Nunes reforça que esse processo reflexivo será ampliado com a participação dos convidados, após a exibição da gravação de cada peça. "É importante ampliar o pensamento sobre os espetáculos. Não vamos conversar apenas sobre eles, mas sobre as questões que cada um aborda. Então vamos falar de segurança pública, de urbanização, que tantas vezes é impositiva, do início traumático do povoamento do Rio de Janeiro, sobre como se tentou dizimar a população e sua cultura", enumera.
A lista de convidados inclui a arquiteta e vereadora eleita pelo PT-RJ Tainá de Paula, o antropólogo e cientista político Luiz Eduardo Soares, o filósofo Ailton Krenak, a escritora Eliane Potiguara e o músico Roberto Menescal.

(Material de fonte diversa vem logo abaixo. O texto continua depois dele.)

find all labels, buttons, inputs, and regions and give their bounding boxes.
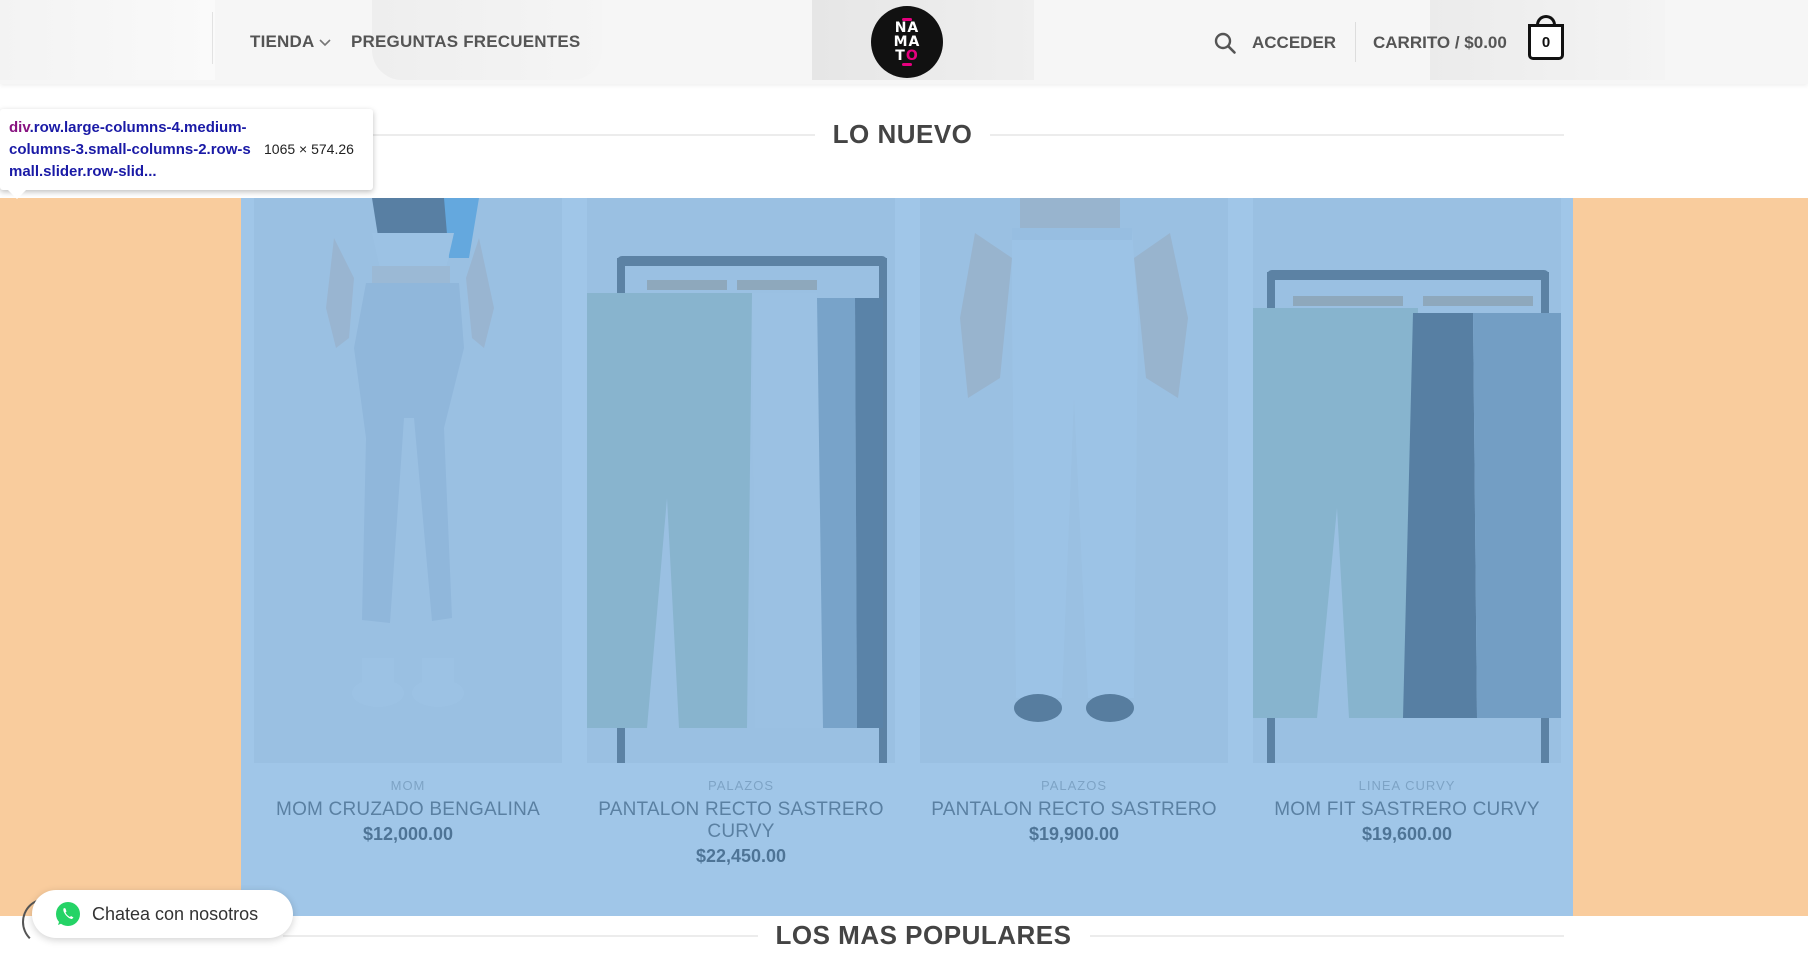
header-divider <box>1355 22 1356 62</box>
product-category[interactable]: MOM <box>254 778 562 793</box>
chevron-down-icon <box>319 39 332 47</box>
product-image[interactable] <box>920 198 1228 763</box>
product-name[interactable]: MOM CRUZADO BENGALINA <box>254 799 562 821</box>
product-name[interactable]: PANTALON RECTO SASTRERO CURVY <box>587 799 895 843</box>
header-divider <box>212 12 213 64</box>
product-price: $19,900.00 <box>1028 824 1120 844</box>
inspector-dimensions: 1065 × 574.26 <box>264 141 354 157</box>
product-price: $22,450.00 <box>695 846 787 866</box>
section-title-text: LO NUEVO <box>832 119 973 149</box>
whatsapp-icon <box>56 902 80 926</box>
inspector-selector: div.row.large-columns-4.medium-columns-3… <box>9 117 254 183</box>
inspector-padding-highlight <box>0 198 241 916</box>
title-rule <box>990 133 1565 136</box>
product-card[interactable]: PALAZOS PANTALON RECTO SASTRERO CURVY $2… <box>587 198 895 867</box>
logo-text-line: MA <box>893 34 921 50</box>
product-image[interactable] <box>1253 198 1561 763</box>
product-name[interactable]: PANTALON RECTO SASTRERO <box>920 799 1228 821</box>
login-link[interactable]: ACCEDER <box>1252 33 1336 53</box>
site-header: TIENDA PREGUNTAS FRECUENTES NA MA TO ACC… <box>0 0 1808 84</box>
cart-count-badge[interactable]: 0 <box>1528 24 1564 60</box>
product-photo-curvy <box>1253 198 1561 763</box>
section-title-text: LOS MAS POPULARES <box>775 920 1072 950</box>
product-photo-sastrero <box>920 198 1228 763</box>
logo-text-line: NA <box>894 20 920 36</box>
search-icon[interactable] <box>1213 31 1237 55</box>
logo-letter: T <box>895 48 906 64</box>
logo-accent-bar <box>902 63 912 66</box>
product-photo-mom <box>254 198 562 763</box>
product-photo-rack <box>587 198 895 763</box>
nav-shop-menu[interactable]: TIENDA <box>250 32 332 52</box>
inspector-classes: .row.large-columns-4.medium-columns-3.sm… <box>9 119 251 180</box>
inspector-padding-highlight <box>1573 198 1808 916</box>
cart-link[interactable]: CARRITO / $0.00 <box>1373 33 1507 53</box>
nav-shop-label: TIENDA <box>250 32 315 51</box>
product-category[interactable]: PALAZOS <box>920 778 1228 793</box>
logo-dot-letter: O <box>905 48 919 64</box>
chat-label: Chatea con nosotros <box>92 903 259 924</box>
inspector-tag: div <box>9 119 30 136</box>
header-background-image <box>0 0 215 80</box>
title-rule <box>283 934 758 937</box>
product-image[interactable] <box>587 198 895 763</box>
product-name[interactable]: MOM FIT SASTRERO CURVY <box>1253 799 1561 821</box>
logo-text-line: TO <box>895 49 918 63</box>
product-card[interactable]: LINEA CURVY MOM FIT SASTRERO CURVY $19,6… <box>1253 198 1561 845</box>
inspector-tooltip: div.row.large-columns-4.medium-columns-3… <box>0 109 373 199</box>
brand-logo[interactable]: NA MA TO <box>871 6 943 78</box>
product-card[interactable]: PALAZOS PANTALON RECTO SASTRERO $19,900.… <box>920 198 1228 845</box>
product-card[interactable]: MOM MOM CRUZADO BENGALINA $12,000.00 <box>254 198 562 845</box>
whatsapp-chat-button[interactable]: Chatea con nosotros <box>32 890 293 938</box>
product-image[interactable] <box>254 198 562 763</box>
title-rule <box>1089 934 1565 937</box>
product-category[interactable]: PALAZOS <box>587 778 895 793</box>
product-price: $12,000.00 <box>362 824 454 844</box>
nav-faq-link[interactable]: PREGUNTAS FRECUENTES <box>351 32 580 52</box>
product-category[interactable]: LINEA CURVY <box>1253 778 1561 793</box>
product-price: $19,600.00 <box>1361 824 1453 844</box>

Após as conversas com eles, serão exibidos os experimentos visuais inéditos sobre a trilogia carioca, gravados na pandemia, "com a linguagem das lives", segundo Pedro Kosovski, e também a prévia de "Chega de saudade!", que o grupo pretende apresentar na íntegra ainda neste ano.
Agenda
Confira a programação comemorativa aos 15 anos de fundação d’Aquela Companhia de Teatro
» Segunda-feira, 29/3
"Cara de cavalo"
• 19h – Exibição do espetáculo gravado em 2012, no Teatro Tom Jobim (RJ)
• 20h30 – Conversa com Luiz Eduardo Soares
• 21h30 – Experimento audiovisual : "Cara de cavalo 2021"
» Terça-feira, 30/3
"Caranguejo overdrive"
• 19h – Exibição do espetáculo gravado em 2019, no Espaço Cultural Municipal Sérgio Porto (RJ)
• 20h30 – Conversa com
Tainá de Paula
• 21h30 – Experimento audiovisual : "Caranguejo overdrive 2021"
» Quarta-feira, 31/3
» Quarta-feira, 31/3
"Guanabara canibal" (foto)
• 19h – Exibição do vídeo gravado em 2017, no Centro Cultural Banco do Brasil (RJ)
• 20h30– Conversa com Ailton Krenak e Eliane Potiguara
• 21h30 – Experimento audiovisual: "Guanabara canibal 2021"
» Quinta-feira, 1º/4
"Chega de saudade!"
• 20h30 – Conversa com Roberto Menescal
• 21h30 – Experimento audiovisual: "Chega de saudade!"